Walhi News
Mail Instagram Pinterest RSS
About Walhi

"WALHI Bengkulu : harus ada komitmen, kebijakan dan Tim Khusus di tingkat provinsi untuk menyelesaikan Konflik Agraria'




Bengkulu (24/03/18). Konflik agraria adalah akibat kebjiakan negara yang berdampak sosial luas dan secara langsung menjadi batu penganjal upaya mensejahterakan rakyat di Provinsi Bengkulu, karena konflik tersebut berakibat pada hilangnya hak-hak masyarakat atas tanah, kemiskinan dan ketimpangan sosial-ekonomi, bahkan tak jarang masyarakat mengalami intimidasi, kriminalisasi dari tindakan refresif negara dan korporasi. 
Hasil pertemuan masyarakat yang berkonflik dengan perusahaan maupun dengan kawasan hutan bersama Tim Percepatan Penyelesaian Konflik Agraria (PPKA) Kantor Staff Presiden (KSP) RI, dan beberapa NGO's di kantor Eksekutif Daerah WALHI Bengkulu, diketahui setidaknya konflik agraria terjadi di semua wilayah kabupaten, yakni; Kabupaten seluma, Kabupaten Kaur, Kabupaten Lebong, Kabupaten Bengkulu Tengah, Kabupaten Muko-Muko, Kabupaten Kepahiyang, Kabupaten Bengkulu utara, Kabupaten Bengkulu selatan dan Kabupaten Rejang Lebong.
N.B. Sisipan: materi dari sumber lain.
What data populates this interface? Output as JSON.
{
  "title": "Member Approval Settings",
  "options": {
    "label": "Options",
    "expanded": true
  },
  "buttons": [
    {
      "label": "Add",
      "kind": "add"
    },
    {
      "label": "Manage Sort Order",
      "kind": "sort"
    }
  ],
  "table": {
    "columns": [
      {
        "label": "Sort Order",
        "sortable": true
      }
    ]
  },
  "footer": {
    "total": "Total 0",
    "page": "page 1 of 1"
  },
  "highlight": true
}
Dalam nawacita presiden Jokowi reforma agraria merupakan program prioritas nasional 2016-2019 dengan target refoma agraria 9 juta ha dan 12,7 ha akses perhutanan sosial. Eksekutif Daerah WALHI Bengkulu menilai perlu kebijakan dan komitmen dari pemerintah provinsi dan kabupaten/kota yang konsisten untuk menghentikan konflik tersebut, Manajer Analisis Kebijakan Publik dan hukum Lingkungan WALHI Bengkulu, Teo Reffelsen;
" Selain menjadi nawacita Presiden Jokowi secara nasional, agenda reforma agraria juga harus menjadi agenda prioritas di daerah, bahkan jauh sebelum nawacita didengungkan sebenarnya Pemerintah Provinsi dan Kabupaten/Kota berkewajiban membantu melaksanakan sepenuhnya pembaruan agraria untuk mengatasi kemiskinan dan ketimpangan kepemilikan lahan sesuai dengan mandat UUPA " - 
Pada hari kamis (22/03/18) Tim PPKA Kantor Staf Presiden (KSP) RI sudah melakukan pertemuan bersama pemda dan verifikasi lapangan atas laporan masyarakat yang berkonflik dengan perusahaan sawit di kabupaten seluma. Sejak 7 (tujuh) tahun yang lalu masyarakat di 4 Desa; Desa Tumbuan, Desa Talang Prapat, Desa Lunjuk, dan Desa Lubuk Sandi di Kabupaten seluma berkonflik dengan PT. Sandabi Indah Lestari, namun belum ada upaya penyelesaian secara konsisten oleh pemerintah daerah. Kehadiran Tim PPKA KSP RI ini diharapkan dapat menjelaskan peran dan kewajiban pemerintah daerah sehingga kasus bisa diselesaikan dan dapat menjadi prototype peyelesaian kasus-kasus lainnya di Provinsi Bengkulu. 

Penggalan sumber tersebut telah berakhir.